Сэр Роберт воздел довольно толстый указующий перст.

– Только прихожанам церкви Святого Ансельма.

– Я уверена, что видела миссис Роджерс в церкви.

Речь шла о жене местного баронета. Она мне всегда нравилась. Приятная женщина с волнистыми седыми волосами, голубыми глазами и здоровым цветом лица, которая одевалась с таким вкусом, что за прилавком своей бакалейной лавки на Рыночной улице выглядела хозяйкой средневекового замка.

– Случайные посещения церкви еще не делают человека прихожанином! – возразил сэр Роберт. – Несколько месяцев назад миссис Роджерс сидела рядом со мной, и я хорошо помню, что она удрала сразу после причастия. Небось заявилась ради стаканчика бесплатного вина.

– По-моему, ты к ней несправедлив, – подала голос леди Помрой. – Бедная миссис Роджерс! Возможно, ей пришлось уйти, потому что уже тогда она чувствовала себя плохо. Женские болезни могут развиваться месяцами, даже годами.

Полковник Лестер-Смит вновь покраснел, явно опасаясь, что ее светлость пустится в описание своих собственных гинекологических проблем. Он сохранил какую-то детскую невинность, заставлявшую меня не раз спрашивать себя, а в курсе ли этот шестидесятилетний человек, откуда берутся дети. Лестер-Смит разглядывал носки своих ботинок. Оба были, как обычно, начищены до зеркального блеска, но… Я испуганно замерла. Ботинки были разные.

– Дело в том, – сэр Роберт выпятил живот, – что миссис Роджерс не слишком регулярно посещает церковную службу. А потому Анна Хардуэй не имела права тратить на нее деньги из цветочного фонда! И что еще более неприятно, я выяснил у церковного сторожа, что эти две женщины – родственницы.

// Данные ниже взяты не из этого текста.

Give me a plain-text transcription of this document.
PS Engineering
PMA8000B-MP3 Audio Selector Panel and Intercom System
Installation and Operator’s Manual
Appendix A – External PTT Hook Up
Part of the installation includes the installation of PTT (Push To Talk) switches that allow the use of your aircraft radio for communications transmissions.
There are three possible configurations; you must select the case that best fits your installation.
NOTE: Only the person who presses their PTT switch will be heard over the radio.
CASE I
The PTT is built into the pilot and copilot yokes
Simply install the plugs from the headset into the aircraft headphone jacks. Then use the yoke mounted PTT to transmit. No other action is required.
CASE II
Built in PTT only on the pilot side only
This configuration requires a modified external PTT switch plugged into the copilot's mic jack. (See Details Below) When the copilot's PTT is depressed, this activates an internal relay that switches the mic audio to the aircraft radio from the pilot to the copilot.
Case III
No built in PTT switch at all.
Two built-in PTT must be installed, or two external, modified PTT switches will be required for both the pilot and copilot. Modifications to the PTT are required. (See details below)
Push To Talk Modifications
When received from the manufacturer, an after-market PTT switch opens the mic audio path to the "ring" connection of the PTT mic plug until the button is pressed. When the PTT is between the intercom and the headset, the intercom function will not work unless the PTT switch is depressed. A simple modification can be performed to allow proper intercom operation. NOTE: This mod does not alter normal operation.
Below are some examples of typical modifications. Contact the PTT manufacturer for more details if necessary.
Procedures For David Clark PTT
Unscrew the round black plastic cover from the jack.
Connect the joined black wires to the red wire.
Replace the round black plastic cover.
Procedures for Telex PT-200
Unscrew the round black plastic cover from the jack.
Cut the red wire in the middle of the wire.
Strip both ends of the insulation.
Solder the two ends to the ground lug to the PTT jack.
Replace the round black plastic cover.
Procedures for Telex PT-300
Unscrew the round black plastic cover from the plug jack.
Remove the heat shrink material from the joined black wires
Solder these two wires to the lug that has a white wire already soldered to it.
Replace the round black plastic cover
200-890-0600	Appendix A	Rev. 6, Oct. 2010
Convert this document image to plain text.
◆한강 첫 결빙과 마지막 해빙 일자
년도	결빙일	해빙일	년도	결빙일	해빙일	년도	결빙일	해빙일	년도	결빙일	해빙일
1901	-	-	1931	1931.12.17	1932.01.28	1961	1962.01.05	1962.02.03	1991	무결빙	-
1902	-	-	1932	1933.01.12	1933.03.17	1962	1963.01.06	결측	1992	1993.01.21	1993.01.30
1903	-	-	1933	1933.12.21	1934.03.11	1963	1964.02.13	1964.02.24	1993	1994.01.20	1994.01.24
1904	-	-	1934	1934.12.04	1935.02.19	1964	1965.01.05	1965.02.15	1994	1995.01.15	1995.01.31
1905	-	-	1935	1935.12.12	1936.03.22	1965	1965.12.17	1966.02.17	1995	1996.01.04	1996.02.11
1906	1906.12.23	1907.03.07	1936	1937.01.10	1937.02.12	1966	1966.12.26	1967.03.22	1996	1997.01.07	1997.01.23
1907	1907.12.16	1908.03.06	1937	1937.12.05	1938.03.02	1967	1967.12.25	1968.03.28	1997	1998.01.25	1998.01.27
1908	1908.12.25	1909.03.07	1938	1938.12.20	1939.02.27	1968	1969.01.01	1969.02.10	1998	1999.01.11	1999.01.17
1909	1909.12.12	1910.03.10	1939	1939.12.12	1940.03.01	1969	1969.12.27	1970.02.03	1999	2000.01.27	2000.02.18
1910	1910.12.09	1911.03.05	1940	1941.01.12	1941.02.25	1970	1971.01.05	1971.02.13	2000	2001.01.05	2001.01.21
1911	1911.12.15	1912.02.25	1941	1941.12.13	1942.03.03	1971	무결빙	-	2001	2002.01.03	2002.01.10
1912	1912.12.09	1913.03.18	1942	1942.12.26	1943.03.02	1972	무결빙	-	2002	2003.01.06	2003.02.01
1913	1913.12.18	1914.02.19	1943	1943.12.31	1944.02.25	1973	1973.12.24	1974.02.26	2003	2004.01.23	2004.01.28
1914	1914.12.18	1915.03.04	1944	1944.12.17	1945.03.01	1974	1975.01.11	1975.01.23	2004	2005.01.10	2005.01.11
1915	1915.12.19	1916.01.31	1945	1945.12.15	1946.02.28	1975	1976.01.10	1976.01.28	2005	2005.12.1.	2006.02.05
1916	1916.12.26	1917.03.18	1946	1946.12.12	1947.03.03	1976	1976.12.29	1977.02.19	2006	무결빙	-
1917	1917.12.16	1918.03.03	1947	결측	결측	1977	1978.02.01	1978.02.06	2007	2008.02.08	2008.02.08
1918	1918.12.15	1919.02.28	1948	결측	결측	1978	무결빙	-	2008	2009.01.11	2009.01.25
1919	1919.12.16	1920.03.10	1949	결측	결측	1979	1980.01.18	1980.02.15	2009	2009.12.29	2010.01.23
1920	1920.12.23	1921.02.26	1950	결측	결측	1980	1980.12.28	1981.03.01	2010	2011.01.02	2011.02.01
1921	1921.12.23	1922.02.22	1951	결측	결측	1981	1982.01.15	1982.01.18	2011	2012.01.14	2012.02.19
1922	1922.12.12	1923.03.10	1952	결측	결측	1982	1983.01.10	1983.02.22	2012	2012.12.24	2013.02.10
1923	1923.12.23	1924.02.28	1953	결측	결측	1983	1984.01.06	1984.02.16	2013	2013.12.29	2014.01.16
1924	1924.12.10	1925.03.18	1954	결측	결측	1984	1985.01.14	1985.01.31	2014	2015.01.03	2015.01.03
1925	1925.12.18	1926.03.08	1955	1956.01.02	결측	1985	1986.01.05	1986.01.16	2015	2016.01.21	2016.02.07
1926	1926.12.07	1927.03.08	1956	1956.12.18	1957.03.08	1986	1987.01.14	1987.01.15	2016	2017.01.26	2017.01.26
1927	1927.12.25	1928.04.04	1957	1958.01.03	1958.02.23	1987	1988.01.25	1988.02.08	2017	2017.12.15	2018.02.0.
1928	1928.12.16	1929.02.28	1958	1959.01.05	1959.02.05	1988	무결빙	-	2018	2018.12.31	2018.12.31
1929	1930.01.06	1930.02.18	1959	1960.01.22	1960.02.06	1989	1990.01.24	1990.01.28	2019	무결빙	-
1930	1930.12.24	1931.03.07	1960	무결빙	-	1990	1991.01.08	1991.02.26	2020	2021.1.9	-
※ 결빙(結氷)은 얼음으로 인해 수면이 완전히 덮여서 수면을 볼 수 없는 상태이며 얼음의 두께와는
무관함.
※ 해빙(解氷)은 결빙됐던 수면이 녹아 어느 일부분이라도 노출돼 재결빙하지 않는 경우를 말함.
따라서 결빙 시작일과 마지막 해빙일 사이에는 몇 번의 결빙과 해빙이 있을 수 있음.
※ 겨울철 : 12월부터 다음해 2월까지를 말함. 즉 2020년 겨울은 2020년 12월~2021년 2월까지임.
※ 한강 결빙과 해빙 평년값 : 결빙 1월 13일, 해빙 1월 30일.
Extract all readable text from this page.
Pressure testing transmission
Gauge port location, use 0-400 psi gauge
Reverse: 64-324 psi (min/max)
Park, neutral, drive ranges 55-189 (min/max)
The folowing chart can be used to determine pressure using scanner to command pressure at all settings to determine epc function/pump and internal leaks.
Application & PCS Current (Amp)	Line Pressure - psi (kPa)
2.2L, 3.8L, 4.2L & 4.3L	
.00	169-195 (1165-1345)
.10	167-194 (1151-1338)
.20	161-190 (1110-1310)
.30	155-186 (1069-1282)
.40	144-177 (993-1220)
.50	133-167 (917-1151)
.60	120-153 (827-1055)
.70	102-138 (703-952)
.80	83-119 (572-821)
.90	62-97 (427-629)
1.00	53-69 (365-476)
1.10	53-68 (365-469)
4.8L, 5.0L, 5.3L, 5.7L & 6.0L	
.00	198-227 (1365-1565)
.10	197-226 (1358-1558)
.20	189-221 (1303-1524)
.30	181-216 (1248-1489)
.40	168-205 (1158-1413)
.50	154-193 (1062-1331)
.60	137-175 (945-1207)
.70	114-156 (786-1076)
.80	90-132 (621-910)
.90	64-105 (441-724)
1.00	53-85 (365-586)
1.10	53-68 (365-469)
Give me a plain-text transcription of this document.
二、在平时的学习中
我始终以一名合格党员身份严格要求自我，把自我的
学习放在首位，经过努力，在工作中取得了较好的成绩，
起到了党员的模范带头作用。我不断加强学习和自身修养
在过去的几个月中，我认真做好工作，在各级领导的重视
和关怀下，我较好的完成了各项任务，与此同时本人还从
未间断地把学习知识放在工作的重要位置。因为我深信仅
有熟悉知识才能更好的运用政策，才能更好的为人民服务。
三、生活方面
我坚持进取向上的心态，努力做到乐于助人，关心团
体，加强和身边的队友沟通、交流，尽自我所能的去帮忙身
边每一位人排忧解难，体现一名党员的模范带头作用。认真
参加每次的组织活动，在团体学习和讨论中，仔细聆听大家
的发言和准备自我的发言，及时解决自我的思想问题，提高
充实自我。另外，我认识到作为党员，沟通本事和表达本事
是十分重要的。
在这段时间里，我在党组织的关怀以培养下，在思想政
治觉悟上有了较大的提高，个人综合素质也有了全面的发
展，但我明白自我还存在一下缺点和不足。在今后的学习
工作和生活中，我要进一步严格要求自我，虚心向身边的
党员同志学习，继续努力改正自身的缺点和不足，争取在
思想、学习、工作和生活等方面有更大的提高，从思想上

Можете все, – он обвел глазами собравшихся, а живот его раздулся еще больше, – называть меня жестоким, но я никогда не мог пройти мимо человеческой подлости! Разве не гласит герб Помроев: «Только правда, и ни грана лжи!»

Похоже, у людей, которые придумывали девизы, фантазия иссякла раньше, чем они дошли до буквы П. Ее светлость смотрела прямо перед собой, Том Эльфусс уставился в потолок, а полковник Лестер-Смит не сводил взгляда со своих разномастных башмаков. Трудно сказать, о чем они думали. Что касается меня, то я либо слишком часто врала в жизни, либо постыдный эпизод из далекого детства, когда я проехалась в автобусе зайцем, ожесточил мое сердце, но речь сэра Помроя не нашла в моей душе должного отклика.